Loretta Ottinger, a next-door neighbor, said she heard Green calling, "Someone help me!" She went to a window and saw the dog, biting Green's legs, neck and head.

Ottinger said she first hit the dog with a meaty hambone, then with a stick. But the mauling continued.

Another neighbor then went to Rachman, who lives across the street.

After grabbing his gun, Rachman drew it on the dog. Rachman said the dog went behind Green's neck and flipped her head up.

Then he attacked again.

"He grabbed her by the neck again and shook her like a rag doll," Rachman said.

Not wanting to hit the victim and obstructed by the railing on the deck, Rachman missed his first shot. He got in a better position and fired again, this time hitting the dog.


Neighbors said Green had the dog, named Leon, for about 2 1/2 years.

Ottinger, the neighbor, said Green was really close with her dog, but hadn't taken it for a "walk in a while, since he was younger." Rachman said he rarely saw the dog.

"I've seen it twice, which is unusual," he said.

Rachman said he can't understand what caused the dog to turn on its owner.

"The way he attacked her, that's the way animals kill," he said. "His intention was to kill her."

Schafer said the dog showed no signs of being abused and had been fed and cared for by the same owner for more than two years. Sometimes, she said, dogs can turn feral if they are confined and without human interaction, but that doesn't appear to be what happened in this case.

Schafer said she can only recall one other attack where a dog turned viciously on its longtime owner. In that incident about two decades ago, she said the owner lost a hand in the attack.

"We went back and researched it and found that it had been purchased from someone who had been in-breeding dogs," she said.

According to the state's health care cost containment council, 15 people in Lehigh County and 14 in Northampton County were hospitalized from serious dog attacks in 2014, the most recent statistics, which do not include dog bites in which the victim did not require hospitalization.

There were no reported fatal dog attacks in the state in 2014 or 2013 and two deaths in 2012, one a child and the other an elderly man, according to the council's statistics.

About 4.5 million Americans are bitten by dogs each year, according to the Centers for Disease Control.


A study published in the Journal of the American Veterinary Medical Association in 2013 examined 256 dog bite-related deaths between 2000 and 2009. According to the study, in 223 cases, no one was able to intervene in the attack.

The study said most deaths, 218, involved people with little or no familiarity with the dog. The dogs in 195 of the attacks were kept isolated from regular positive human interaction and in 54 cases there was a history of owner abuse, according to the study.
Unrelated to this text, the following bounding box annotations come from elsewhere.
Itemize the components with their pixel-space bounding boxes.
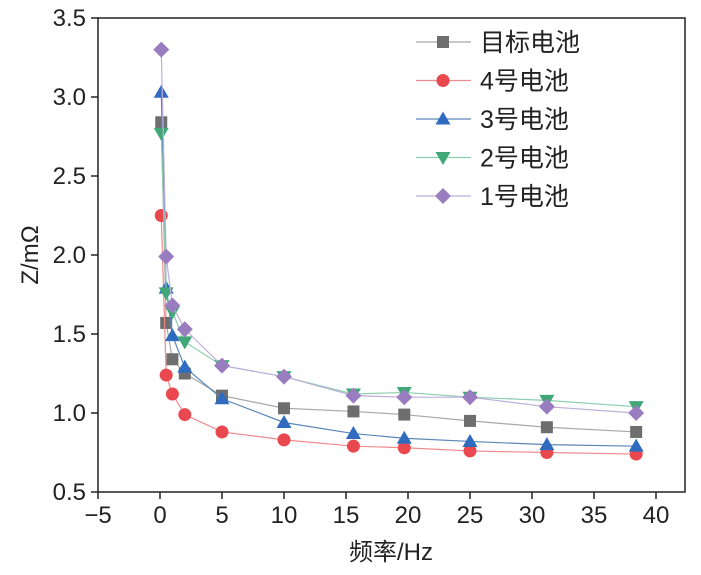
legend-item: 2号电池	[416, 145, 569, 173]
legend-label: 目标电池	[480, 29, 580, 57]
y-tick-label: 1.0	[53, 400, 86, 427]
series-2	[154, 209, 643, 461]
data-point	[153, 84, 169, 98]
x-tick-label: −5	[84, 502, 111, 529]
legend-label: 1号电池	[480, 183, 569, 211]
legend-marker	[435, 111, 451, 125]
data-point	[178, 408, 192, 422]
x-tick-label: 30	[519, 502, 546, 529]
data-point	[166, 353, 179, 366]
data-point	[159, 368, 173, 382]
y-tick-label: 2.0	[53, 242, 86, 269]
data-point	[398, 408, 411, 421]
data-point	[538, 398, 555, 415]
y-axis-label: Z/mΩ	[17, 225, 44, 284]
data-point	[177, 336, 193, 350]
data-point	[176, 321, 193, 338]
x-tick-label: 15	[333, 502, 360, 529]
legend-label: 3号电池	[480, 106, 569, 134]
data-point	[628, 438, 644, 452]
legend-item: 目标电池	[416, 29, 580, 57]
y-tick-label: 3.5	[53, 5, 86, 32]
y-tick-label: 3.0	[53, 84, 86, 111]
data-point	[164, 328, 180, 342]
legend-item: 4号电池	[416, 68, 569, 96]
x-tick-label: 40	[643, 502, 670, 529]
data-point	[630, 425, 643, 438]
x-tick-label: 0	[153, 502, 166, 529]
data-point	[397, 441, 411, 455]
data-point	[345, 426, 361, 440]
legend-label: 4号电池	[480, 68, 569, 96]
x-tick-label: 35	[581, 502, 608, 529]
legend-marker	[435, 188, 451, 204]
legend-item: 3号电池	[416, 106, 569, 134]
data-point	[628, 405, 645, 421]
series-4	[153, 127, 644, 415]
x-axis-label: 频率/Hz	[349, 539, 433, 566]
data-point	[276, 414, 292, 428]
series-line	[160, 133, 637, 408]
x-tick-label: 10	[271, 502, 298, 529]
series-5	[153, 41, 645, 421]
legend-marker	[436, 74, 450, 87]
y-tick-label: 1.5	[53, 321, 86, 348]
data-point	[346, 439, 360, 453]
data-point	[214, 391, 230, 405]
legend-marker	[435, 152, 451, 165]
y-tick-label: 2.5	[53, 163, 86, 190]
series-line	[160, 49, 637, 414]
data-point	[539, 437, 555, 451]
data-point	[540, 421, 553, 434]
data-point	[164, 297, 181, 314]
data-point	[345, 387, 362, 404]
legend-label: 2号电池	[480, 145, 569, 173]
y-tick-label: 0.5	[53, 479, 86, 506]
legend-marker	[437, 36, 449, 48]
data-point	[277, 433, 291, 447]
data-point	[396, 389, 413, 406]
data-point	[462, 389, 478, 406]
data-point	[278, 402, 290, 415]
x-tick-label: 20	[395, 502, 422, 529]
data-point	[153, 41, 170, 58]
data-point	[153, 127, 169, 141]
data-point	[464, 414, 476, 427]
data-point	[177, 359, 193, 373]
data-point	[155, 116, 168, 129]
data-point	[158, 248, 175, 265]
legend-item: 1号电池	[416, 183, 569, 211]
data-point	[276, 368, 292, 385]
x-tick-label: 5	[215, 502, 228, 529]
data-point	[347, 405, 360, 418]
x-tick-label: 25	[457, 502, 484, 529]
data-point	[214, 357, 230, 374]
data-point	[396, 430, 412, 444]
data-point	[160, 316, 173, 329]
data-point	[462, 433, 478, 447]
data-point	[463, 444, 477, 458]
data-point	[215, 425, 229, 439]
data-point	[165, 387, 179, 401]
Since the attack, the humane society has been inundated with calls and messages both for and against pit bulls, Schafer said, describing the breed as "the most overbred and abused animal in the U.S. today."

She said the only way to combat overbreeding and abuse is through legislation, education and spaying and neutering pets.

"You can't just breed your pit bull in your home with anything ," she said. "The overbreeding is ridiculous."